PKS Kritik Jokowi Ogah Tunda Pilkada 2020, Tapi Tak Mau Ada Pilkada di 2022

| 01 Feb 2021 15:20
PKS Kritik Jokowi Ogah Tunda Pilkada 2020, Tapi Tak Mau Ada Pilkada di 2022
Hidayat Nur Wahid (Dok. Antara)

ERA.id - Wakil Ketua Majelis Permusyawaratan Rakyat Republik Indonesia (MPR RI) Hidayat Nur Wahid mengingatkan agar Dewan Perwakilan Rakyat (DPR) dan Presiden untuk segera memutuskan pelaksanaan pemilihan kepala daerah (pilkada) pada tahun 2022 dan tahun 2023. Sebab banyak daerah yang masa jabatan kepala daerahnya habis pada tahun tersebut, sehingga tak perlu diundur ke 2024 dibarengkan serentak dengan Pilpres dan Pileg. 

HNW sapaan akrabnya menyampaikan, pelaksanaan pilkada tetap pada 2022 dan 2023 tersebut merupakan bentuk dari keadilan. Sebab pilkada 2020 saja tetap diselenggarakan meski pun dalam kondisi pandemi Covid-19. Selain itu, juga untuk menjaga stabilitas politik dan meminimalisir gangguan keamanan yang akan semakin menumpuk terhadap penyelenggaraan Pilpres dan Pileg serentak bila Pilkada digabungkan juga. 

Apalagi, HNW mengingatkan, Pemerintah dan DPR perlu belajar dari pengalaman Pemilu 2019 dimana Pileg dan Pilpres digabungkan, telah menghadirkan korban ratusan KPPS yang meninggal. Lalu masyarakat tak fokus memilih anggota DPR/DPRD, karena fokus hanya pada Pilpres. Maka, bisa dibayangkan kerawanan keamanan dan tak kualitasnya ratusan pilkada bila digabungkan juga dengan pilpres. 

"Pemerintah, walau sebelumnya didesak untuk tidak melakukan pilkada di era pandemi Covid-19, tetap keukeuh menjalankan pilkada pada 2020. Dengan alasan antara lain kalau diundurkan akan hadirkan distabilitas politik dan kerawanan keamanan. Lalu, mengapa sekarang justru tidak mau meneruskan kebijakan itu untuk ratusan daerah yang berakhir kepemimpinannya pada tahun 2022 dan 2023?" tanyanya dalam siaran pers di Jakarta, Senin (1/2/2021).

HNW juga mengkritisi alasan Pemerintah bahwa penundaan Pilkada 2022 dan Pilkada 2023, dengan menariknya ke Pemilu serentak pada 2024 bersama dengan Pilpres dan pileg, karena alasan stabilitas politik dan keamanan. Ia menilai bahwa alasan tersebut justru bertolak belakang dengan rasionalitas dan kekhawatiran umum. Karena bila diundurk maka ratusan daerah yang mestinya dilakukan pilkada, akan dipimpin Pelaksana Tugas, yang ditunjuk oleh Pemerintah dalam rentang waktu yang panjang (2 tahunan) dengan kewenangan yang terbatas.

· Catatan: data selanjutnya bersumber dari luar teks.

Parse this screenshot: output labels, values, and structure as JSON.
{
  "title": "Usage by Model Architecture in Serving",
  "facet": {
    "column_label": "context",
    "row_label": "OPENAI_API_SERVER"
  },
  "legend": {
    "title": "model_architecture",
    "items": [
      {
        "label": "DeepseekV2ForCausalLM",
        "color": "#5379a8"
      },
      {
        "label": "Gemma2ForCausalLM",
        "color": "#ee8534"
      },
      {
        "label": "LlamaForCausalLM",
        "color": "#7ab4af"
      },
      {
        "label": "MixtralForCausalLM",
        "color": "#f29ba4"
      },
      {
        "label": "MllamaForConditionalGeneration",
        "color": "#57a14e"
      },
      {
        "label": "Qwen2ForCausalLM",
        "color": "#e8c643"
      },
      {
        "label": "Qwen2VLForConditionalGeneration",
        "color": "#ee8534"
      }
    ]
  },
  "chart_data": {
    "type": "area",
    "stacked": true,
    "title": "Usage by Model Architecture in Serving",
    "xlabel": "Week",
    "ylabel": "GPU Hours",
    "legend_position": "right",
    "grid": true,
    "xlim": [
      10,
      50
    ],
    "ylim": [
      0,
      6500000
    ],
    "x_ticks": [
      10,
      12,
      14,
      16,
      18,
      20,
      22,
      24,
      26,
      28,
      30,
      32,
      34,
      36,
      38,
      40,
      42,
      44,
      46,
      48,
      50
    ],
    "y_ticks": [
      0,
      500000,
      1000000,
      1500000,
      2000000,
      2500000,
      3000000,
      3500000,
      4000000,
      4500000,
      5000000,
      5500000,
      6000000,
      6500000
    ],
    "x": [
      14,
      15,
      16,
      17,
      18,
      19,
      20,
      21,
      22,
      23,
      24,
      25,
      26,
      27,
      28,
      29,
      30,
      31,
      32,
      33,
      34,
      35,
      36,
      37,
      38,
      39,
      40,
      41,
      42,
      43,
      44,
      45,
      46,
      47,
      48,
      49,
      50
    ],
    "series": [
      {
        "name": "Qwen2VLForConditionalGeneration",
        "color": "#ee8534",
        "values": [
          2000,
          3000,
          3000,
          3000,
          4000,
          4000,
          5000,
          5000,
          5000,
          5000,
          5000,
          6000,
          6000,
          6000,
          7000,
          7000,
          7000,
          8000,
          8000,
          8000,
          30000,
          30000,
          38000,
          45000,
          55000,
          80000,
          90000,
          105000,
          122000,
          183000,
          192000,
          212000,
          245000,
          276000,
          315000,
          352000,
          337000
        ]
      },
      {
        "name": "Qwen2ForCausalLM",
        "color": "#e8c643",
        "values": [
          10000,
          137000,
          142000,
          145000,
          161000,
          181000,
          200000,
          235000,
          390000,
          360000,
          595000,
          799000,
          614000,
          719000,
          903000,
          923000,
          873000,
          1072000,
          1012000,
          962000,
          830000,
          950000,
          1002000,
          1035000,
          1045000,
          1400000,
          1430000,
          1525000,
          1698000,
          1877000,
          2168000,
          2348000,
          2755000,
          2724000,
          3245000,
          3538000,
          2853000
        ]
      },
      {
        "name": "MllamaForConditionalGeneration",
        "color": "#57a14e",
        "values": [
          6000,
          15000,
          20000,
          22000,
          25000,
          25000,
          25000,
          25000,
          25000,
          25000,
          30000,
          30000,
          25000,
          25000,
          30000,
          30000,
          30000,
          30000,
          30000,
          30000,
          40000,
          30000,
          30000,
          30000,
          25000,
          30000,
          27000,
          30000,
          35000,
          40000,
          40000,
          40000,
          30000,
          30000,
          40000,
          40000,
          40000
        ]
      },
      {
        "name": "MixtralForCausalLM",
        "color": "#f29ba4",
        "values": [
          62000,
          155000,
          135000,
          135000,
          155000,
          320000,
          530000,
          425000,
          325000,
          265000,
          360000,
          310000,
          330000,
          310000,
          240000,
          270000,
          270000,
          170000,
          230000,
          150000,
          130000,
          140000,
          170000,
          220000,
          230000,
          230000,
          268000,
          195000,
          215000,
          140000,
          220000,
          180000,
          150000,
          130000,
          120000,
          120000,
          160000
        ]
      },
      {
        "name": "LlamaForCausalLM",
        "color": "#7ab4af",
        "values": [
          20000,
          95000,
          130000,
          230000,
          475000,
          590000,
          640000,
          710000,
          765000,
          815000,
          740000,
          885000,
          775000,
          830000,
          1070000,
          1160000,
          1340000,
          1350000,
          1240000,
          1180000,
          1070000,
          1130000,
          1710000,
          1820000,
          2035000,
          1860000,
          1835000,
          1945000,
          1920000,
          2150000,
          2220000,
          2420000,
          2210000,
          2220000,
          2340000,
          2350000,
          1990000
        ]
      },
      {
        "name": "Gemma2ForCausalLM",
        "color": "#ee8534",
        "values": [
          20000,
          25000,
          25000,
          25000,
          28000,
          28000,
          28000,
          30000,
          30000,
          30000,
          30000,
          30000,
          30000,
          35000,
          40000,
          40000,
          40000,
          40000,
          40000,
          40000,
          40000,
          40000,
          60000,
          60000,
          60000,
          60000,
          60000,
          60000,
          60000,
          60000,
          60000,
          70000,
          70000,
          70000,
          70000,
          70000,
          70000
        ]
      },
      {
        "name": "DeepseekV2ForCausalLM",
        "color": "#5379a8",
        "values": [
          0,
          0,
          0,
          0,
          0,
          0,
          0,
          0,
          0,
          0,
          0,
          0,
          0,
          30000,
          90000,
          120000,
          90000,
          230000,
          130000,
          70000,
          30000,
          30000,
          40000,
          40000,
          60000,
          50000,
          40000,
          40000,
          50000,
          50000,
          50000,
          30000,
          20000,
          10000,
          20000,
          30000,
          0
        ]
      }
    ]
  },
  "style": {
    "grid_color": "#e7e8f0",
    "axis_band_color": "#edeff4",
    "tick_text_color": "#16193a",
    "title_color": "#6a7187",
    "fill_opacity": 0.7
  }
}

"Padahal akan mengurusi Pilpres dan Pileg juga. Dikhawatirkan dengan kondisi politik seperti itu justru akan hadirkan distabilitas politik dan kerawanan keamanan," katanya.

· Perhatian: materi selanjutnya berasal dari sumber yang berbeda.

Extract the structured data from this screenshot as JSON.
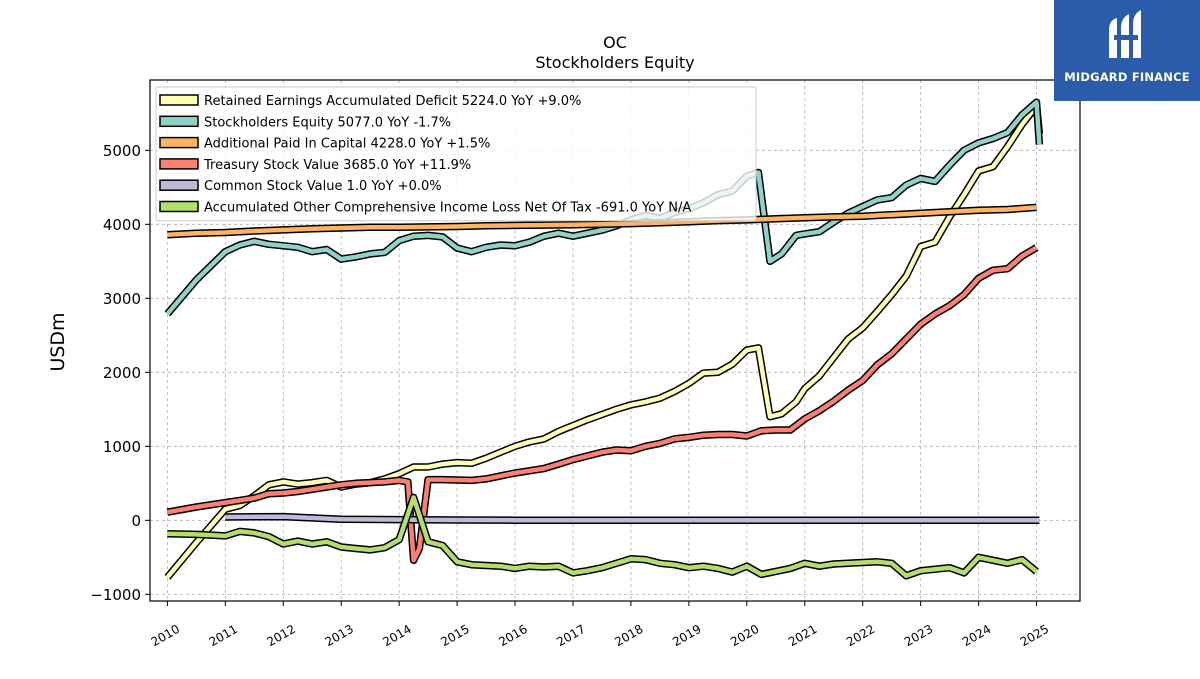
{
  "brand": {
    "name": "MIDGARD FINANCE",
    "bg": "#2b5cab"
  },
  "chart_data": {
    "type": "line",
    "title": "OC",
    "subtitle": "Stockholders  Equity",
    "ylabel": "USDm",
    "xlabel": "",
    "xlim": [
      2009.7,
      2025.75
    ],
    "ylim": [
      -1090,
      5950
    ],
    "yticks": [
      -1000,
      0,
      1000,
      2000,
      3000,
      4000,
      5000
    ],
    "xticks": [
      "2010",
      "2011",
      "2012",
      "2013",
      "2014",
      "2015",
      "2016",
      "2017",
      "2018",
      "2019",
      "2020",
      "2021",
      "2022",
      "2023",
      "2024",
      "2025"
    ],
    "grid": true,
    "legend_position": "top-left",
    "series": [
      {
        "name": "Retained Earnings Accumulated Deficit  5224.0 YoY +9.0%",
        "color": "#ffffb3",
        "points": [
          [
            2010,
            -770
          ],
          [
            2010.5,
            -300
          ],
          [
            2011,
            150
          ],
          [
            2011.25,
            200
          ],
          [
            2011.5,
            330
          ],
          [
            2011.75,
            480
          ],
          [
            2012,
            520
          ],
          [
            2012.25,
            490
          ],
          [
            2012.5,
            510
          ],
          [
            2012.75,
            540
          ],
          [
            2013,
            450
          ],
          [
            2013.25,
            490
          ],
          [
            2013.5,
            510
          ],
          [
            2013.75,
            560
          ],
          [
            2014,
            630
          ],
          [
            2014.25,
            720
          ],
          [
            2014.5,
            720
          ],
          [
            2014.75,
            760
          ],
          [
            2015,
            780
          ],
          [
            2015.25,
            770
          ],
          [
            2015.5,
            840
          ],
          [
            2015.75,
            920
          ],
          [
            2016,
            1000
          ],
          [
            2016.25,
            1060
          ],
          [
            2016.5,
            1100
          ],
          [
            2016.75,
            1200
          ],
          [
            2017,
            1280
          ],
          [
            2017.25,
            1360
          ],
          [
            2017.5,
            1430
          ],
          [
            2017.75,
            1500
          ],
          [
            2018,
            1560
          ],
          [
            2018.25,
            1600
          ],
          [
            2018.5,
            1650
          ],
          [
            2018.75,
            1740
          ],
          [
            2019,
            1850
          ],
          [
            2019.25,
            1990
          ],
          [
            2019.5,
            2000
          ],
          [
            2019.75,
            2110
          ],
          [
            2020,
            2300
          ],
          [
            2020.2,
            2330
          ],
          [
            2020.4,
            1400
          ],
          [
            2020.6,
            1440
          ],
          [
            2020.85,
            1600
          ],
          [
            2021,
            1780
          ],
          [
            2021.25,
            1950
          ],
          [
            2021.5,
            2200
          ],
          [
            2021.75,
            2450
          ],
          [
            2022,
            2600
          ],
          [
            2022.25,
            2820
          ],
          [
            2022.5,
            3050
          ],
          [
            2022.75,
            3300
          ],
          [
            2023,
            3700
          ],
          [
            2023.25,
            3760
          ],
          [
            2023.5,
            4100
          ],
          [
            2023.75,
            4400
          ],
          [
            2024,
            4720
          ],
          [
            2024.25,
            4780
          ],
          [
            2024.5,
            5050
          ],
          [
            2024.75,
            5350
          ],
          [
            2025,
            5600
          ],
          [
            2025.05,
            5224
          ]
        ]
      },
      {
        "name": "Stockholders Equity  5077.0 YoY -1.7%",
        "color": "#8dd3c7",
        "points": [
          [
            2010,
            2790
          ],
          [
            2010.5,
            3250
          ],
          [
            2011,
            3630
          ],
          [
            2011.25,
            3720
          ],
          [
            2011.5,
            3770
          ],
          [
            2011.75,
            3730
          ],
          [
            2012,
            3710
          ],
          [
            2012.25,
            3690
          ],
          [
            2012.5,
            3630
          ],
          [
            2012.75,
            3660
          ],
          [
            2013,
            3530
          ],
          [
            2013.25,
            3560
          ],
          [
            2013.5,
            3600
          ],
          [
            2013.75,
            3620
          ],
          [
            2014,
            3780
          ],
          [
            2014.25,
            3840
          ],
          [
            2014.5,
            3850
          ],
          [
            2014.75,
            3830
          ],
          [
            2015,
            3680
          ],
          [
            2015.25,
            3630
          ],
          [
            2015.5,
            3690
          ],
          [
            2015.75,
            3720
          ],
          [
            2016,
            3710
          ],
          [
            2016.25,
            3760
          ],
          [
            2016.5,
            3840
          ],
          [
            2016.75,
            3880
          ],
          [
            2017,
            3840
          ],
          [
            2017.25,
            3880
          ],
          [
            2017.5,
            3920
          ],
          [
            2017.75,
            3980
          ],
          [
            2018,
            4060
          ],
          [
            2018.25,
            4120
          ],
          [
            2018.5,
            4080
          ],
          [
            2018.75,
            4160
          ],
          [
            2019,
            4210
          ],
          [
            2019.25,
            4290
          ],
          [
            2019.5,
            4400
          ],
          [
            2019.75,
            4450
          ],
          [
            2020,
            4650
          ],
          [
            2020.2,
            4700
          ],
          [
            2020.4,
            3500
          ],
          [
            2020.6,
            3600
          ],
          [
            2020.85,
            3850
          ],
          [
            2021,
            3870
          ],
          [
            2021.25,
            3900
          ],
          [
            2021.5,
            4030
          ],
          [
            2021.75,
            4150
          ],
          [
            2022,
            4240
          ],
          [
            2022.25,
            4330
          ],
          [
            2022.5,
            4360
          ],
          [
            2022.75,
            4530
          ],
          [
            2023,
            4620
          ],
          [
            2023.25,
            4580
          ],
          [
            2023.5,
            4800
          ],
          [
            2023.75,
            5000
          ],
          [
            2024,
            5100
          ],
          [
            2024.25,
            5160
          ],
          [
            2024.5,
            5240
          ],
          [
            2024.75,
            5480
          ],
          [
            2025,
            5650
          ],
          [
            2025.05,
            5077
          ]
        ]
      },
      {
        "name": "Additional Paid In Capital  4228.0 YoY +1.5%",
        "color": "#fdb462",
        "points": [
          [
            2010,
            3860
          ],
          [
            2010.5,
            3880
          ],
          [
            2011,
            3890
          ],
          [
            2011.5,
            3910
          ],
          [
            2012,
            3925
          ],
          [
            2012.5,
            3940
          ],
          [
            2013,
            3950
          ],
          [
            2013.5,
            3960
          ],
          [
            2014,
            3960
          ],
          [
            2014.5,
            3965
          ],
          [
            2015,
            3970
          ],
          [
            2015.5,
            3980
          ],
          [
            2016,
            3985
          ],
          [
            2016.5,
            3990
          ],
          [
            2017,
            3995
          ],
          [
            2017.5,
            4000
          ],
          [
            2018,
            4010
          ],
          [
            2018.5,
            4020
          ],
          [
            2019,
            4035
          ],
          [
            2019.5,
            4050
          ],
          [
            2020,
            4060
          ],
          [
            2020.5,
            4075
          ],
          [
            2021,
            4090
          ],
          [
            2021.5,
            4100
          ],
          [
            2022,
            4110
          ],
          [
            2022.5,
            4130
          ],
          [
            2023,
            4150
          ],
          [
            2023.5,
            4170
          ],
          [
            2024,
            4190
          ],
          [
            2024.5,
            4200
          ],
          [
            2025,
            4228
          ]
        ]
      },
      {
        "name": "Treasury Stock Value  3685.0 YoY +11.9%",
        "color": "#fb8072",
        "points": [
          [
            2010,
            110
          ],
          [
            2010.5,
            180
          ],
          [
            2011,
            240
          ],
          [
            2011.25,
            270
          ],
          [
            2011.5,
            300
          ],
          [
            2011.75,
            360
          ],
          [
            2012,
            370
          ],
          [
            2012.25,
            390
          ],
          [
            2012.5,
            420
          ],
          [
            2012.75,
            450
          ],
          [
            2013,
            480
          ],
          [
            2013.25,
            500
          ],
          [
            2013.5,
            510
          ],
          [
            2013.75,
            520
          ],
          [
            2014,
            540
          ],
          [
            2014.15,
            520
          ],
          [
            2014.25,
            -540
          ],
          [
            2014.35,
            -380
          ],
          [
            2014.5,
            550
          ],
          [
            2014.75,
            550
          ],
          [
            2015,
            545
          ],
          [
            2015.25,
            540
          ],
          [
            2015.5,
            560
          ],
          [
            2015.75,
            600
          ],
          [
            2016,
            640
          ],
          [
            2016.25,
            670
          ],
          [
            2016.5,
            700
          ],
          [
            2016.75,
            760
          ],
          [
            2017,
            820
          ],
          [
            2017.25,
            870
          ],
          [
            2017.5,
            920
          ],
          [
            2017.75,
            950
          ],
          [
            2018,
            940
          ],
          [
            2018.25,
            1000
          ],
          [
            2018.5,
            1040
          ],
          [
            2018.75,
            1100
          ],
          [
            2019,
            1120
          ],
          [
            2019.25,
            1150
          ],
          [
            2019.5,
            1160
          ],
          [
            2019.75,
            1160
          ],
          [
            2020,
            1140
          ],
          [
            2020.25,
            1210
          ],
          [
            2020.5,
            1220
          ],
          [
            2020.75,
            1220
          ],
          [
            2021,
            1370
          ],
          [
            2021.25,
            1480
          ],
          [
            2021.5,
            1610
          ],
          [
            2021.75,
            1760
          ],
          [
            2022,
            1890
          ],
          [
            2022.25,
            2100
          ],
          [
            2022.5,
            2250
          ],
          [
            2022.75,
            2450
          ],
          [
            2023,
            2650
          ],
          [
            2023.25,
            2790
          ],
          [
            2023.5,
            2900
          ],
          [
            2023.75,
            3050
          ],
          [
            2024,
            3270
          ],
          [
            2024.25,
            3380
          ],
          [
            2024.5,
            3400
          ],
          [
            2024.75,
            3570
          ],
          [
            2025,
            3685
          ]
        ]
      },
      {
        "name": "Common Stock Value  1.0 YoY +0.0%",
        "color": "#bebada",
        "points": [
          [
            2011,
            45
          ],
          [
            2012,
            50
          ],
          [
            2013,
            15
          ],
          [
            2014,
            10
          ],
          [
            2015,
            5
          ],
          [
            2016,
            2
          ],
          [
            2017,
            1
          ],
          [
            2018,
            1
          ],
          [
            2019,
            1
          ],
          [
            2020,
            1
          ],
          [
            2021,
            1
          ],
          [
            2022,
            1
          ],
          [
            2023,
            1
          ],
          [
            2024,
            1
          ],
          [
            2025.05,
            1
          ]
        ]
      },
      {
        "name": "Accumulated Other Comprehensive Income Loss Net Of Tax  -691.0 YoY N/A",
        "color": "#b3de69",
        "points": [
          [
            2010,
            -180
          ],
          [
            2010.5,
            -190
          ],
          [
            2011,
            -210
          ],
          [
            2011.25,
            -150
          ],
          [
            2011.5,
            -170
          ],
          [
            2011.75,
            -220
          ],
          [
            2012,
            -320
          ],
          [
            2012.25,
            -280
          ],
          [
            2012.5,
            -320
          ],
          [
            2012.75,
            -290
          ],
          [
            2013,
            -360
          ],
          [
            2013.25,
            -380
          ],
          [
            2013.5,
            -400
          ],
          [
            2013.75,
            -370
          ],
          [
            2014,
            -260
          ],
          [
            2014.25,
            310
          ],
          [
            2014.5,
            -290
          ],
          [
            2014.75,
            -340
          ],
          [
            2015,
            -560
          ],
          [
            2015.25,
            -600
          ],
          [
            2015.5,
            -610
          ],
          [
            2015.75,
            -620
          ],
          [
            2016,
            -650
          ],
          [
            2016.25,
            -620
          ],
          [
            2016.5,
            -630
          ],
          [
            2016.75,
            -620
          ],
          [
            2017,
            -710
          ],
          [
            2017.25,
            -680
          ],
          [
            2017.5,
            -640
          ],
          [
            2017.75,
            -580
          ],
          [
            2018,
            -520
          ],
          [
            2018.25,
            -530
          ],
          [
            2018.5,
            -580
          ],
          [
            2018.75,
            -600
          ],
          [
            2019,
            -640
          ],
          [
            2019.25,
            -620
          ],
          [
            2019.5,
            -650
          ],
          [
            2019.75,
            -700
          ],
          [
            2020,
            -620
          ],
          [
            2020.25,
            -730
          ],
          [
            2020.5,
            -690
          ],
          [
            2020.75,
            -650
          ],
          [
            2021,
            -580
          ],
          [
            2021.25,
            -620
          ],
          [
            2021.5,
            -590
          ],
          [
            2021.75,
            -580
          ],
          [
            2022,
            -570
          ],
          [
            2022.25,
            -560
          ],
          [
            2022.5,
            -580
          ],
          [
            2022.75,
            -750
          ],
          [
            2023,
            -680
          ],
          [
            2023.25,
            -660
          ],
          [
            2023.5,
            -640
          ],
          [
            2023.75,
            -710
          ],
          [
            2024,
            -500
          ],
          [
            2024.25,
            -540
          ],
          [
            2024.5,
            -580
          ],
          [
            2024.75,
            -530
          ],
          [
            2025,
            -691
          ]
        ]
      }
    ]
  }
}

"Kalau Pilkada 2022 dan Pilkada 2023 diundurkan ke tahun 2024, justru sangat bisa terjadi distabilitas politik dan keamanan karena akan ada banyak daerah yang hanya dipimpin oleh Plt. Berbeda bila Pilkada yang mestinya diselenggarakan pada 2022/2023 sudah diselenggarakan sesuai jadwalnya, maka beban Pilpres/Pileg berkurang dan sudah diurusi olh Kepala Daerah definitif yang dipilih oleh Rakyat," tukasnya.